The first phase of Haiti’s recovery and development action plan, unveiled last March, will see the Haitian government disperse nearly US$4 billion over the next 18 months. Préval likely won’t be president by the end of the first phase; assuming the scheduled November elections take place (though one should never assume here), he is constitutionally forbidden from running for the office again. Nevertheless, his legacy will be marked by how effectively the government administers the billions of dollars heading its way—the first time in Haiti’s history that the administration in Port-au-Prince has taken charge of such an amount of money.

If it works, and that’s a big if, Haiti will be patchwork no more. The reconstruction includes a ground-up redrawing of the country’s infrastructure. Bureaucratic and legislative power, long centred in Port-au-Prince, will be radically decentralized; no longer will residents of Cap Haïtien travel 250 km to the capital to, say, renew their driver’s licence.

There will be construction codes and zoning laws for the first time, as well as the rebuilding of 1,300 collapsed schools and 50 hospitals, 600 km of new roads, two new regional airports, and two new seaports, among the dozens of other infrastructure programs. According to the plan, it will take 10 years to rebuild Haiti. In 20, the plans says, Haiti will be an emerging country.

“I think it’s actually happening quite quickly,” says Hubert, noting the Préval government implemented the plan at the end of June, three months after it was introduced. Still, there are myriad caveats. The Haitian people need to be shaken from their renowned fatalism—the collective assumption that everything will go wrong, or at least stay the way it is. For this to happen, the country needs to phase out its reliance on non-governmental aid, a Band-Aid solution that Hubert says has become all too permanent in Haiti. “Find me a country that has developed itself with NGOs,” he says.
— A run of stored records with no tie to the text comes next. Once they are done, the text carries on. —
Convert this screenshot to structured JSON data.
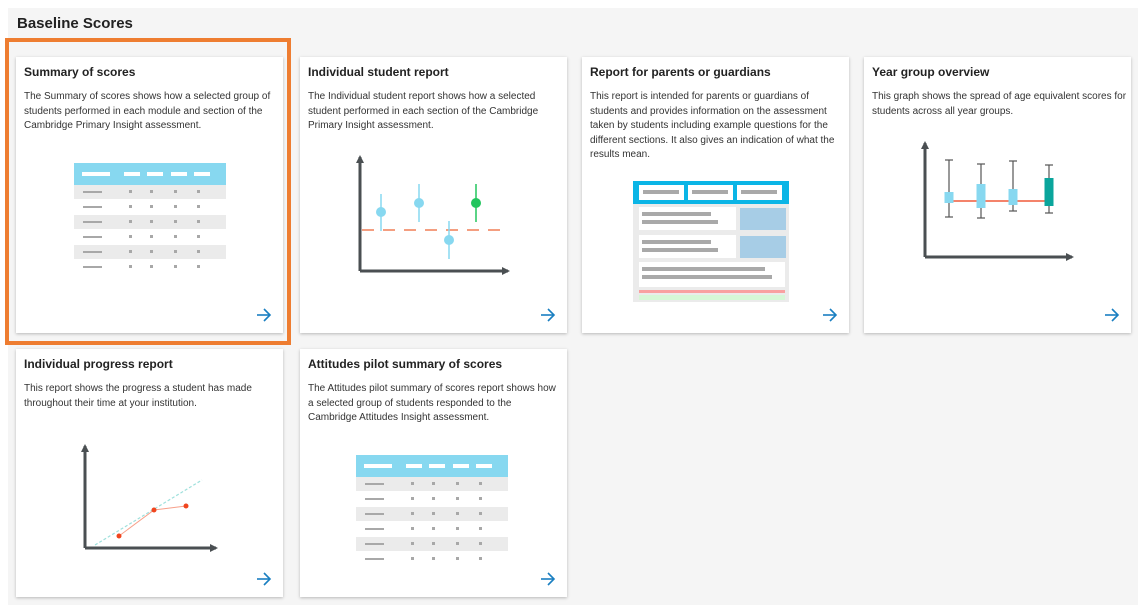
{
  "page": {
    "title": "Baseline Scores"
  },
  "colors": {
    "highlight": "#ee7d31",
    "accent": "#1a7fc1",
    "table_header": "#87d8f0",
    "axis": "#4a4f52",
    "target_line": "#f07f57",
    "green_point": "#22c55e"
  },
  "cards": [
    {
      "title": "Summary of scores",
      "description": "The Summary of scores shows how a selected group of students performed in each module and section of the Cambridge Primary Insight assessment.",
      "illustration": "table",
      "selected": true,
      "arrow_icon": "arrow-right-icon"
    },
    {
      "title": "Individual student report",
      "description": "The Individual student report shows how a selected student performed in each section of the Cambridge Primary Insight assessment.",
      "illustration": "error-bar-chart",
      "arrow_icon": "arrow-right-icon"
    },
    {
      "title": "Report for parents or guardians",
      "description": "This report is intended for parents or guardians of students and provides information on the assessment taken by students including example questions for the different sections. It also gives an indication of what the results mean.",
      "illustration": "document",
      "arrow_icon": "arrow-right-icon"
    },
    {
      "title": "Year group overview",
      "description": "This graph shows the spread of age equivalent scores for students across all year groups.",
      "illustration": "box-plot",
      "arrow_icon": "arrow-right-icon"
    },
    {
      "title": "Individual progress report",
      "description": "This report shows the progress a student has made throughout their time at your institution.",
      "illustration": "progress-line-chart",
      "arrow_icon": "arrow-right-icon"
    },
    {
      "title": "Attitudes pilot summary of scores",
      "description": "The Attitudes pilot summary of scores report shows how a selected group of students responded to the Cambridge Attitudes Insight assessment.",
      "illustration": "table",
      "arrow_icon": "arrow-right-icon"
    }
  ]
}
The gulf between plan and reality lies no further than what sits in the shadow of the presidential palace. “Look how dirty it is,” says professor Scott in his teacher’s baritone, jabbing his thick finger at the dirt beneath his feet. “The government does nothing. We have 13-year-olds prostituting themselves for 100 gourdes [about $2.50].”

Nine-year-old Medine Gentille, Scott’s lone student, sits in the dirt and looks on as her teacher bellows against the wretchedness that might await her, and the injustices she already suffers. Poor girl. Pov Ayiti.